Holiday meals could more appropriately be called binge-eating on steroids. I admit that I have coordinated my Thanksgiving day clothes with elastic waistband pants. It’s better than putting someone’s eye out with a ricocheting button.
While losing weight is probably one of most people’s top three New Year’s resolutions every single year, you can get a jump start on your diet during the holidays. Sure, diets are a drag. Cardboard food. Frozen, sodium-filled dinners. Counting calories/fat/carbs or whatever. Reading labels. Ugh. The amount of brain power it takes to plan a diet is discouraging before you even get a chance to start. And doing it during the holidays is totally a humbug idea. But there are lots of ways to improve your diet, and most are at least somewhat effective. One thing many of them have in common is portion control. Eat less. I’m not sure where the trend toward ultra-big meals started in America, but it’s probably one of the top five culprits in unhealthy diet habits. Do you really need to supersize a meal that is already over 1000 calories?
Portion control can be particularly effective during the holidays. You don’t have to feel cheated. Eat a little, but not the whole shebang. A few ways to implement portion control:
- The general recommendation for a serving is the size of the palm of your hand. That’s obviously going to be different for everyone.

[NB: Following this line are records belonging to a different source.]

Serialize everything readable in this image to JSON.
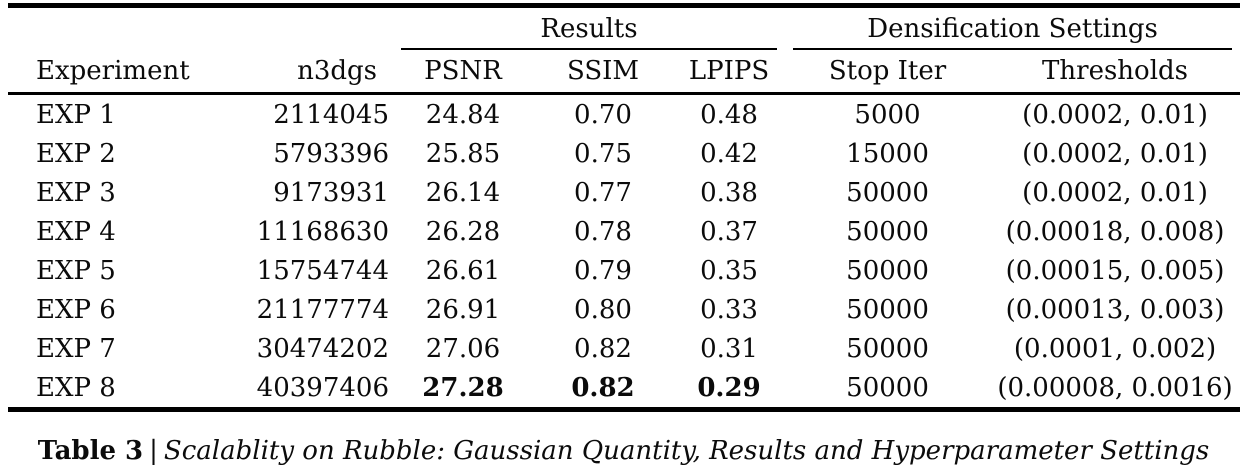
{
  "table": {
    "column_groups": [
      {
        "label": "Results",
        "span": 3
      },
      {
        "label": "Densification Settings",
        "span": 2
      }
    ],
    "columns": [
      "Experiment",
      "n3dgs",
      "PSNR",
      "SSIM",
      "LPIPS",
      "Stop Iter",
      "Thresholds"
    ],
    "rows": [
      {
        "experiment": "EXP 1",
        "n3dgs": "2114045",
        "psnr": "24.84",
        "ssim": "0.70",
        "lpips": "0.48",
        "stop_iter": "5000",
        "thresholds": "(0.0002, 0.01)"
      },
      {
        "experiment": "EXP 2",
        "n3dgs": "5793396",
        "psnr": "25.85",
        "ssim": "0.75",
        "lpips": "0.42",
        "stop_iter": "15000",
        "thresholds": "(0.0002, 0.01)"
      },
      {
        "experiment": "EXP 3",
        "n3dgs": "9173931",
        "psnr": "26.14",
        "ssim": "0.77",
        "lpips": "0.38",
        "stop_iter": "50000",
        "thresholds": "(0.0002, 0.01)"
      },
      {
        "experiment": "EXP 4",
        "n3dgs": "11168630",
        "psnr": "26.28",
        "ssim": "0.78",
        "lpips": "0.37",
        "stop_iter": "50000",
        "thresholds": "(0.00018, 0.008)"
      },
      {
        "experiment": "EXP 5",
        "n3dgs": "15754744",
        "psnr": "26.61",
        "ssim": "0.79",
        "lpips": "0.35",
        "stop_iter": "50000",
        "thresholds": "(0.00015, 0.005)"
      },
      {
        "experiment": "EXP 6",
        "n3dgs": "21177774",
        "psnr": "26.91",
        "ssim": "0.80",
        "lpips": "0.33",
        "stop_iter": "50000",
        "thresholds": "(0.00013, 0.003)"
      },
      {
        "experiment": "EXP 7",
        "n3dgs": "30474202",
        "psnr": "27.06",
        "ssim": "0.82",
        "lpips": "0.31",
        "stop_iter": "50000",
        "thresholds": "(0.0001, 0.002)"
      },
      {
        "experiment": "EXP 8",
        "n3dgs": "40397406",
        "psnr": "27.28",
        "ssim": "0.82",
        "lpips": "0.29",
        "stop_iter": "50000",
        "thresholds": "(0.00008, 0.0016)"
      }
    ],
    "best_results_row": "EXP 8"
  },
  "caption": {
    "label": "Table 3",
    "separator": "|",
    "text": "Scalablity on Rubble: Gaussian Quantity, Results and Hyperparameter Settings"
  },
  "colors": {
    "text": "#0b0b0b",
    "rule": "#000000",
    "background": "#ffffff"
  }
}
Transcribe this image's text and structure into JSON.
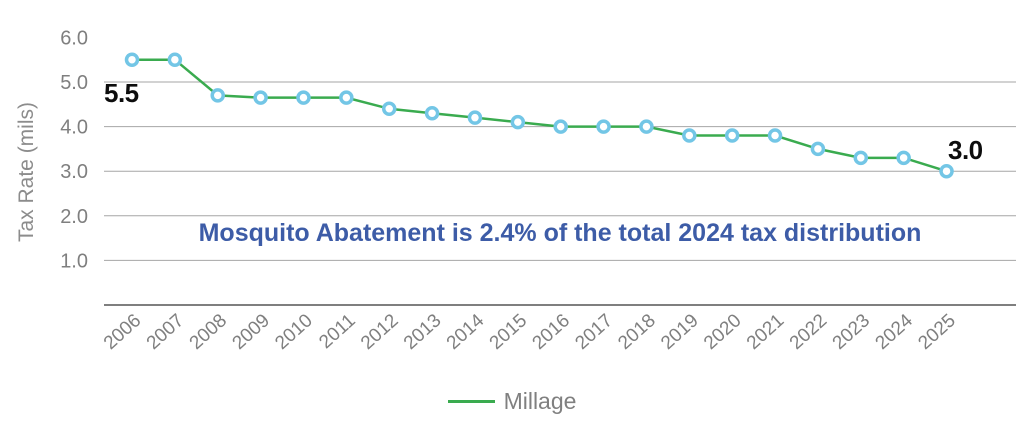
{
  "chart_data": {
    "type": "line",
    "title": "",
    "xlabel": "",
    "ylabel": "Tax Rate (mils)",
    "categories": [
      "2006",
      "2007",
      "2008",
      "2009",
      "2010",
      "2011",
      "2012",
      "2013",
      "2014",
      "2015",
      "2016",
      "2017",
      "2018",
      "2019",
      "2020",
      "2021",
      "2022",
      "2023",
      "2024",
      "2025"
    ],
    "series": [
      {
        "name": "Millage",
        "values": [
          5.5,
          5.5,
          4.7,
          4.65,
          4.65,
          4.65,
          4.4,
          4.3,
          4.2,
          4.1,
          4.0,
          4.0,
          4.0,
          3.8,
          3.8,
          3.8,
          3.5,
          3.3,
          3.3,
          3.0
        ]
      }
    ],
    "y_ticks": [
      {
        "value": 1.0,
        "label": "1.0",
        "gridline": true
      },
      {
        "value": 2.0,
        "label": "2.0",
        "gridline": true
      },
      {
        "value": 3.0,
        "label": "3.0",
        "gridline": true
      },
      {
        "value": 4.0,
        "label": "4.0",
        "gridline": true
      },
      {
        "value": 5.0,
        "label": "5.0",
        "gridline": true
      },
      {
        "value": 6.0,
        "label": "6.0",
        "gridline": false
      }
    ],
    "ylim": [
      0,
      6.5
    ],
    "grid": "horizontal",
    "legend_position": "bottom",
    "annotation": "Mosquito Abatement is 2.4% of the total 2024 tax distribution",
    "point_labels": [
      {
        "category": "2006",
        "text": "5.5"
      },
      {
        "category": "2025",
        "text": "3.0"
      }
    ]
  },
  "colors": {
    "line": "#3aab4f",
    "marker_ring": "#73c6e6",
    "marker_fill": "#ffffff",
    "gridline": "#a6a6a6",
    "axis_line": "#7f7f7f",
    "tick_text": "#7f7f7f",
    "axis_title_text": "#8c8c8c",
    "annotation_text": "#3d5ca7",
    "data_label_text": "#0d0d0d"
  }
}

- Consider the value of the foods being served. A serving of steamed carrots, for instance, is not equal to a serving of scalloped potatoes. A serving of fresh fruit isn’t the same value as a serving of cheesecake, either. It’s a hard luck life when it comes to choosing what you should eat and what you want to eat.
- The fresher, the better. Choose steamed veggies over casseroles. Fruit salad over cobbler.
- Use smaller plates. If you have less real estate to fill, you eat less. Resist the temptation to have seconds, unless it’s a salad.
- Skipping meals is not healthy, though I’ve been known to do it on busy days. Meal replacement shakes are a good alternative, but be careful about canned ones which may have a lot of sugar and additives. I like smoothies with fresh fruit, yogurt, and a handful of greens. I probably don’t add enough greens to qualify for green smoothie status, but every little bit is better than nothing.
- Our bodies crave water, whether we know it or not. I sometimes do not get thirsty. Hungry, yes. Thirsty, no. I really have to intentionally drink water throughout the day. I try to keep a water bottle filled to drink with each meal. Drinking water will reduce hunger pains, thus keeping snacking under control and eliminating the need for larger meals. I stress water, filtered water preferably, because coffee and tea have caffeine, fruit juices have too much sugar, and sodas and sports drinks are really at the bottom of the nutritional food chain.
By eating real food (stuff that doesn’t come in a box) and reducing the size of your meals, you can save the hassle of the higher math needed to count all those calories, fat, and carbs.
Tell me one food that calls your name during the holidays and how you can keep from eating the entire bowl of it.